The inaugural session of the series was held on 26 March from 12-1PM CET

Chair: Peter Buse (Liverpool University)

Keynote speaker: Victoria Kuttainen (Associate Professor English and Writing, James Cook University, Australia) 

Title: Portholes, Channels, and Seductions: The Messy Affordances of Antipodean Periodical Scholarship  

In a well-known essay in published in The New Left Review in 2000, Franco Moretti called for a new approach to literary history that would capture the enormous abundance and variety of world literature.
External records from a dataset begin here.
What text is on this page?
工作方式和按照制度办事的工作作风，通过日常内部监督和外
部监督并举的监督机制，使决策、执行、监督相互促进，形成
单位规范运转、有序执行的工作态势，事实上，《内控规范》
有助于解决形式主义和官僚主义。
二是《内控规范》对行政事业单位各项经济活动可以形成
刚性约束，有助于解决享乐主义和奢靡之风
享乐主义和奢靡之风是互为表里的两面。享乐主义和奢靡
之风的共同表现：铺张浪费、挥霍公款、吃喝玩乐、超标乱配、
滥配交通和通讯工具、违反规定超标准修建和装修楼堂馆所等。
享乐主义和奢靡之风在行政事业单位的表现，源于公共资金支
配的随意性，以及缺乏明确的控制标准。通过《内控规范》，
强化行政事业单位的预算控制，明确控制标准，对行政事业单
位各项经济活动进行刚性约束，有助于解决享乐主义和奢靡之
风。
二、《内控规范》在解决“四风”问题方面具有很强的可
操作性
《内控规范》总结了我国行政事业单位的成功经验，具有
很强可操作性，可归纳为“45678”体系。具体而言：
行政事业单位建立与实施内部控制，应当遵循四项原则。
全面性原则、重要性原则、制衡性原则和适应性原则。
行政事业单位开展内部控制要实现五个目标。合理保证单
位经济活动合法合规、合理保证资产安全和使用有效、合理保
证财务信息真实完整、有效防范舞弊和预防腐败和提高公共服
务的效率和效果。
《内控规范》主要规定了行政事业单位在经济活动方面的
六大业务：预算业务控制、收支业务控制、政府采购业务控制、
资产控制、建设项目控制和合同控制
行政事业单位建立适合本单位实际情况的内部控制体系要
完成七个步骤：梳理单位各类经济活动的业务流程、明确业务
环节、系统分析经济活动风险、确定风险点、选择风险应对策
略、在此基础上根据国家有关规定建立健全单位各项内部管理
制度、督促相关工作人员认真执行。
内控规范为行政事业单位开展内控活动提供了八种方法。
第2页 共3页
In his subsequent 2005 book, Graphs, Maps, and Trees: Abstract Models for Literary History, he proposed various ways to approach the field from the perspective of distant reading: graphing the rise and fall of the novel in various countries, mapping various literary geographies from village stories to the larger transits enabled by the modern industrial railway , and tracing an evolutionary tree of developing literary forms. Though Moretti’s work expanded the universe of literary study beyond a narrow band of canonical texts usually offered up for study, it was criticised for still yet focusing on history’s “winners”—famous novels, mostly written in English.
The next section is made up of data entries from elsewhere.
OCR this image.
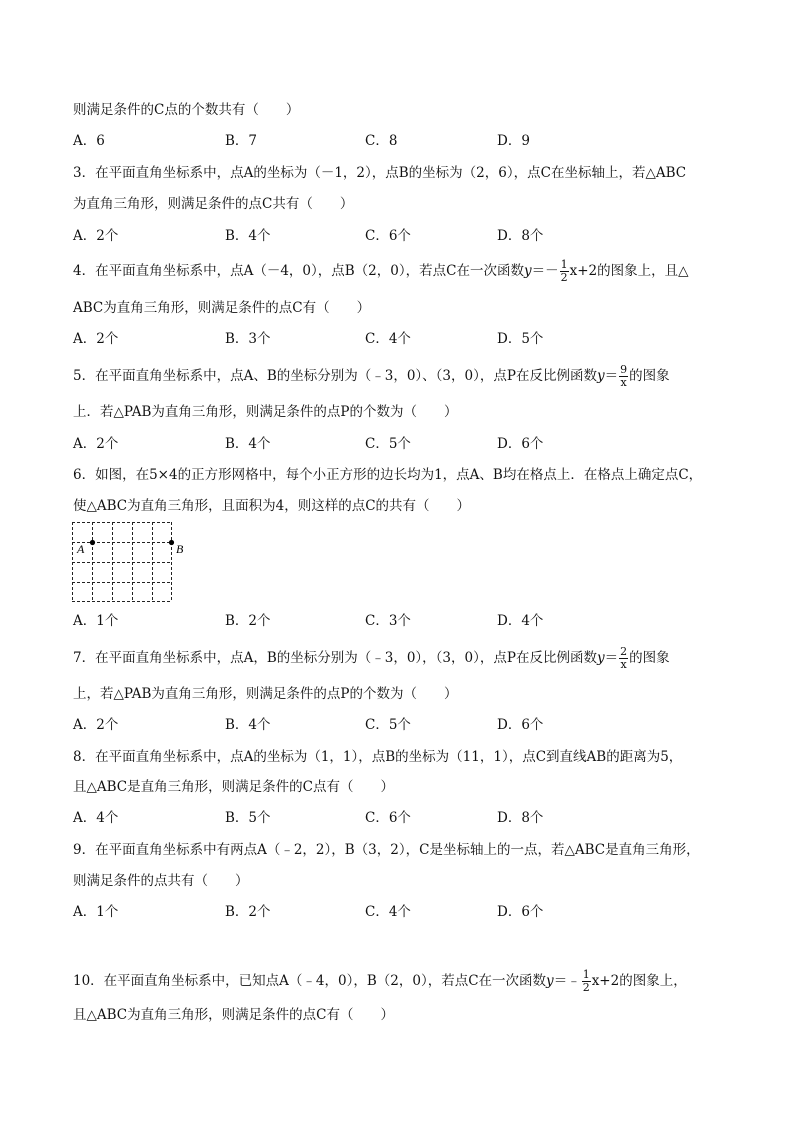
则满足条件的C点的个数共有（　　）
A．6	B．7	C．8	D．9
3．在平面直角坐标系中，点A的坐标为（－1，2），点B的坐标为（2，6），点C在坐标轴上，若△ABC
为直角三角形，则满足条件的点C共有（　　）
A．2个	B．4个	C．6个	D．8个
4．在平面直角坐标系中，点A（－4，0），点B（2，0），若点C在一次函数$y=- \frac{1}{2} x+2$的图象上，且△
ABC为直角三角形，则满足条件的点C有（　　）
A．2个	B．3个	C．4个	D．5个
5．在平面直角坐标系中，点A、B的坐标分别为（﹣3，0）、（3，0），点P在反比例函数$y= \frac{9}{x}$ 的图象
上．若△PAB为直角三角形，则满足条件的点P的个数为（　　）
A．2个	B．4个	C．5个	D．6个
6．如图，在5×4的正方形网格中，每个小正方形的边长均为1，点A、B均在格点上．在格点上确定点C，
使△ABC为直角三角形，且面积为4，则这样的点C的共有（　　）
A	B
A．1个	B．2个	C．3个	D．4个
7．在平面直角坐标系中，点A，B的坐标分别为（﹣3，0），（3，0），点P在反比例函数$y= \frac{2}{x}$ 的图象
上，若△PAB为直角三角形，则满足条件的点P的个数为（　　）
A．2个	B．4个	C．5个	D．6个
8．在平面直角坐标系中，点A的坐标为（1，1），点B的坐标为（11，1），点C到直线AB的距离为5，
且△ABC是直角三角形，则满足条件的C点有（　　）
A．4个	B．5个	C．6个	D．8个
9．在平面直角坐标系中有两点A（﹣2，2），B（3，2），C是坐标轴上的一点，若△ABC是直角三角形，
则满足条件的点共有（　　）
A．1个	B．2个	C．4个	D．6个
10．在平面直角坐标系中，已知点A（﹣4，0），B（2，0），若点C在一次函数y＝﹣ $\frac{1}{2} x+2$的图象上，
且△ABC为直角三角形，则满足条件的点C有（　　）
Taking its cue from Moretti’s ways of thinking about the literary field, this presentation reflects on the conceptual possibilities offered by periodical study, and in doing so it offers a perspective of culture not from the standpoint of the “winners” but from the “other side.” The etymology of the “antipodes” means quite literally “the other side” or “the other foot.” Scholarship from the Global South in general and from Australia in my specific experience has offered me as scholar originating from Britain and North America alternative ways to view established narratives of world culture and literary history, in particular.

This presentation looks at a few conceptual possibilities that have offered themselves up through a decade of research on 1920s and 1930s' Australian magazines, a journey that began by asking the random question, on an airplane journey over the Pacific, “how come there are so few Australian novels about the sea?” It proposes that what Sean Latham called the “Mess and the Muddle” of modernist periodical scholarship offers particularly rich insights when undertaken from an antipodean perspective, about the print culture of colonial modernity. And it suggests that this perspective can be viewed as kind of heterotopic site for European modernity.